Workplanning at Scale: STAIRS to Success
Workplanning at Scale: STAIRS to Success
William Sparks is senior vice president at ACDI/VOCA. He is a winner of the Humentum Operational Excellence Award and author of two books (Process Mapping Road Trip and Throw Out the Ratings). He will be presenting the STAIRS methodology at Humentum’s Annual Conference in Washington, DC on Friday, July 21, 2017.
“Wait, what was that? How many people are coming to the meeting?”
I waited for the reply over Skype. The connection was spotty, and I was sure that I had misheard the answer. This was an initial planning call for a workplanning session at our project in Sierra Leone. From my office in Washington, DC, I was conducting this call to work out the logistics: dates, venue, and…number of participants.
“Yes, William, we have about 130 people attending.”
The year was 2012. I had conducted training sessions for groups this size. I had given presentations to groups several times this size. However, I had not conducted a workplanning session for a group of this size. Trainings and presentations are simple for large groups because the information is primarily going in one direction, that is, from speaker to participants. In a workplanning session, information is traveling in all directions and must be captured into a single coherent plan.
Adding an additional layer of complexity, over half of the participants would be stakeholders from outside the project. Donor representatives, community leaders, organizational partners, and program participants – around 80 in all – would be attending. They wouldn’t have a common practice or terminology around defining strategies and action items. Before we could create a workplan, we would need to harmonize various styles.
I was excited about the opportunity. Our organization wanted to define a collaborative workplanning method. Many of the workplanning sessions I had seen in our and other organizations was conducted by a subset of the management team. A few guests, usually technical experts, might be invited. If additional staff or external stakeholders were involved, it was typically to react to a drafted workplan.
We established three goals for our new approach. First, it could be conducted with large groups comprised of both staff and stakeholders. Second, the approach could be conducted by anyone with fundamental facilitation skills. And, of course, this approach had to produce a functional workplan.

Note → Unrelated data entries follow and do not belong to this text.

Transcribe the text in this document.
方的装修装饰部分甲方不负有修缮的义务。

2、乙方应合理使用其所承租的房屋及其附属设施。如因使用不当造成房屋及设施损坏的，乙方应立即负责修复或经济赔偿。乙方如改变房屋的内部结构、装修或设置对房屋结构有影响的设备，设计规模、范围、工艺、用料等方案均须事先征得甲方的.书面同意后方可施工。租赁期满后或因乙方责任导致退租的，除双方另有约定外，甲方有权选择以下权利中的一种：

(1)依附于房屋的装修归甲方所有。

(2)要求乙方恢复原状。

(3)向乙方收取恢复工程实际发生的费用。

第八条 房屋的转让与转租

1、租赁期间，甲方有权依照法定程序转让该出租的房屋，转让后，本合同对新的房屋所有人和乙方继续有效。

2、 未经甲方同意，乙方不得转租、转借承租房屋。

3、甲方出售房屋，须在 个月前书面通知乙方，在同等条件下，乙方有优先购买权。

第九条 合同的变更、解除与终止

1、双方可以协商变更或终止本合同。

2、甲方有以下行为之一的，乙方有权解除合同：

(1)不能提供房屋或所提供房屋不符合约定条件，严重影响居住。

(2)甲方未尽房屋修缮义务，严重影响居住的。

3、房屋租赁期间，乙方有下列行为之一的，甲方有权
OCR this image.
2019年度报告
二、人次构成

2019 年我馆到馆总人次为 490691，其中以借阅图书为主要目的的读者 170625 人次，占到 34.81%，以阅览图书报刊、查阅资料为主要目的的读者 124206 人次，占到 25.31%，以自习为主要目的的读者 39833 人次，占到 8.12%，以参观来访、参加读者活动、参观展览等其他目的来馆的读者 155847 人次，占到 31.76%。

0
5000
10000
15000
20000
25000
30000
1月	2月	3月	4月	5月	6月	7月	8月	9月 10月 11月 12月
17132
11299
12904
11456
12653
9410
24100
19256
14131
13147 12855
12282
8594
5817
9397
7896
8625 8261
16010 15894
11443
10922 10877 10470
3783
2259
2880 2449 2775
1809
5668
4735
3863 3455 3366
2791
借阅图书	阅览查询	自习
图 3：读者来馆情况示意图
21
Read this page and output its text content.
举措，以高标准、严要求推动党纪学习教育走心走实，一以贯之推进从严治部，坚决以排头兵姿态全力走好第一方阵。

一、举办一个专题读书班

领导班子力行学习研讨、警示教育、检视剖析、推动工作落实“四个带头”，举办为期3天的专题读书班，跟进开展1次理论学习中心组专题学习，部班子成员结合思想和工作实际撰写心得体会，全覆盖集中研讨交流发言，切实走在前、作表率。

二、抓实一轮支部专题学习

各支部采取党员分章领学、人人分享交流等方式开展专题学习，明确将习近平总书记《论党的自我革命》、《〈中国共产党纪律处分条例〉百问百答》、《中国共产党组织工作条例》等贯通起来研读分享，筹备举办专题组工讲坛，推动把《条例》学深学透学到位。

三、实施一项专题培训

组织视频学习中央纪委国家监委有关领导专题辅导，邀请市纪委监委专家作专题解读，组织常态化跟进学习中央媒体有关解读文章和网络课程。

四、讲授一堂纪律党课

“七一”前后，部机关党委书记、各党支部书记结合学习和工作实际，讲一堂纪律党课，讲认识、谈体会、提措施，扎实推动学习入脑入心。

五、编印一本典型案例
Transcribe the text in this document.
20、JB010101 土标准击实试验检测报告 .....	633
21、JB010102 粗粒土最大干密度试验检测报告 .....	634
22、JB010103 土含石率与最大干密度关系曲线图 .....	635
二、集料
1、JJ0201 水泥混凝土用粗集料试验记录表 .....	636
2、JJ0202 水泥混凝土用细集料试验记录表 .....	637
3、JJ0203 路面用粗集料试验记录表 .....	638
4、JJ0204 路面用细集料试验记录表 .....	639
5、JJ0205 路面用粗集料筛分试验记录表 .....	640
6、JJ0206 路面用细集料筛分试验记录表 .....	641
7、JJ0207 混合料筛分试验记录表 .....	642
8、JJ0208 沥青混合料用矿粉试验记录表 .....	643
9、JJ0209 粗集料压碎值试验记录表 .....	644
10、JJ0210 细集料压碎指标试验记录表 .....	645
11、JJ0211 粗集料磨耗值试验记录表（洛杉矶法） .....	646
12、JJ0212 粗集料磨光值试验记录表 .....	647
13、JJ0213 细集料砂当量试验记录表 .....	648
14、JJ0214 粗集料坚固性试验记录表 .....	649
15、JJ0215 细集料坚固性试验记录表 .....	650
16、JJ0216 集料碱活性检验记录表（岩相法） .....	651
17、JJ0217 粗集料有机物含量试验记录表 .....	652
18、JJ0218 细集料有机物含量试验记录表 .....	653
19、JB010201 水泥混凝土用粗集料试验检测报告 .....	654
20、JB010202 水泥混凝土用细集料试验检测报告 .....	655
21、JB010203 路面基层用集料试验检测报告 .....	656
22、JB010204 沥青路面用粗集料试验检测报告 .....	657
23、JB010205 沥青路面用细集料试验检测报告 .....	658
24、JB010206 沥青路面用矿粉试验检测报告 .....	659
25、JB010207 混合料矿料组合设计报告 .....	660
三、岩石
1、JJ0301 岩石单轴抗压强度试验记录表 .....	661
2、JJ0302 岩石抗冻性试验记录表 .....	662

Our work over the next year resulted in STAIRS, now one of ACDI/VOCA’s Signature Tools. The room setup is easy. We need a large room with plenty of empty walls, reams of copy paper, rolls of painting tape, and boxes of markers. No tables are required. Participants work on the walls to increase collaboration and cross-sharing among smaller groups. A lead facilitator provides instructions and support to the smaller groups as the complete the ten steps of STAIRS:
- Design – participants explore the design of the project to ensure a common understanding of the underlying strategy, assumptions, and intended results.
- Recommend – participants share their experiences and perspectives around each of the program areas of the project. This results in FAD recommendations: Fixes to existing activities, Add new activities, or Drop ineffective ones.
- Phase – activities are divided into blocks of implementation steps. Each block or phase represents a key milestone in the completion of the overall activity.
- Sustain – participants identify local stakeholders and methods to ensure that activities are sustained beyond the current project cycle.
- Measure – indicators are selected for each activity stream to monitor the process and assess outcome results.
- Target – participants identify the specific targets or goals for each of the measures to determine the scope and size of the activities by geographic areas.
- Cross Cut – for project priority areas (ex. gender, youth, environment), participants identify specific leverage points across the activity streams.
- Define – informed by the above (recommendations, sustaining, measures with targets, and cross-cutting topics), participants define the steps within each phase and the number of days to complete each phase.
- Schedule – the steps and number of days are converted into a calendar, and various activity streams are sequenced together.
- Budget – the number of units needed for primary cost drivers are determined across the activity streams.
Prior to the workplan session, the management team reviews and modifies the ten steps to their specific needs and number of days. Four days is recommended, but it has occasionally been modified to as little as two days (although skipping several steps).
We piloted our approach in several countries across many regions, including Sierra Leone, Tanzania, and the Philippines. We facilitated and observed the process. We also collected extensive feedback from participants and the management team. Several insights and recommendations emerged:
- Teambuilding was an output. Although our focus was on generating a workplan, the interactive structure of STAIRS encouraged people to share experiences and listen to other perspectives. Participants saw STAIRS sessions equally as both a teambuilding and planning session.
- Strategy needed to be defined in advance. We developed STAIRS with the assumption that our projects already had a high-level program design. This was usually true. However, in those cases where this had not been done yet or the existing strategy was undergoing a major change, the senior team needed to define this prior to the session.
- Stakeholders gained appreciation. External stakeholders aren’t typically aware of the many intricacies, legal regulations, and extensive steps to conduct project activities. Seeing the process from the inside, stakeholders expressed an appreciation and greater understanding for what a project could realistically achieve and the behind-the-scenes work that staff complete.
We have trained project managers and technical staff both in HQ and in the field on the STAIRS methodology. The sessions they lead are vibrant, productive, and fun. Now, when a project calls about a workplanning session, we say:
“So, you will have 130 participants…that’s all?”